Ronnie is trying to answer her but is still having too much trouble trying to breath. Ronnie recovers enough to utter; “I wasn’t teasin’ the bull.”
“Don’t sass me you cement headed idiot!” she counters back.
Ronnie, finally getting his air and voice back retaliates, “You heard me you old hide!”
“That serves you right you dim-witted twit for teasing that bull and I oughta report you to the humane society!” she shouted at him.– Little old Lady
I’ve often thought of this day over the years and considered how absolutely crazy the scenario really was. There were hundreds of people at the rodeo.

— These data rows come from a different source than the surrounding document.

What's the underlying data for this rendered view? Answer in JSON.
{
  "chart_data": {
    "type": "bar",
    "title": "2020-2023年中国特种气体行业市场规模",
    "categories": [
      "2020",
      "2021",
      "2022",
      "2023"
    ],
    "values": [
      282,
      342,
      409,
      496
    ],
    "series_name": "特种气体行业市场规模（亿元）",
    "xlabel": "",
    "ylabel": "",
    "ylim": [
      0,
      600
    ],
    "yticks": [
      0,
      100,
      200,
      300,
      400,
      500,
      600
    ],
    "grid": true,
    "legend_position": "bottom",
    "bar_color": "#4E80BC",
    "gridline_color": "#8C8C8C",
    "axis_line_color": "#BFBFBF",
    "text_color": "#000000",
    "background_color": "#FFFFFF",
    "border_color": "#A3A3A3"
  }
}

In order to get from one side of the arena to the other, you had to walk around either the north or south end of the arena. Anybody could have unknowingly been confronted by that bull, elderly people, women or children. Who does the bull find? The reining world champion bull rider who makes his living on exactly that kind of bull. The champion bull rider is not even entered in the rodeo and doesn’t step foot inside the arena on that day. He is only attending the rodeo that day to relax and to visit with friends. Ronnie told me later that it was the worse ‘hookin’ he’d ever taken over his whole rodeo career.
Bill Stovall and I don’t see each other very often, maybe every four or five years. But whenever we do, we have to laugh and talk about it all over again, as if it happened yesterday. We are the only two surviving witnesses. Ronnie Rossen was killed riding a bull at an old-timer’s rodeo in the early 1990’s… and the old lady…well, she could possibly be jetting around on her broom, looking out for animal welfare!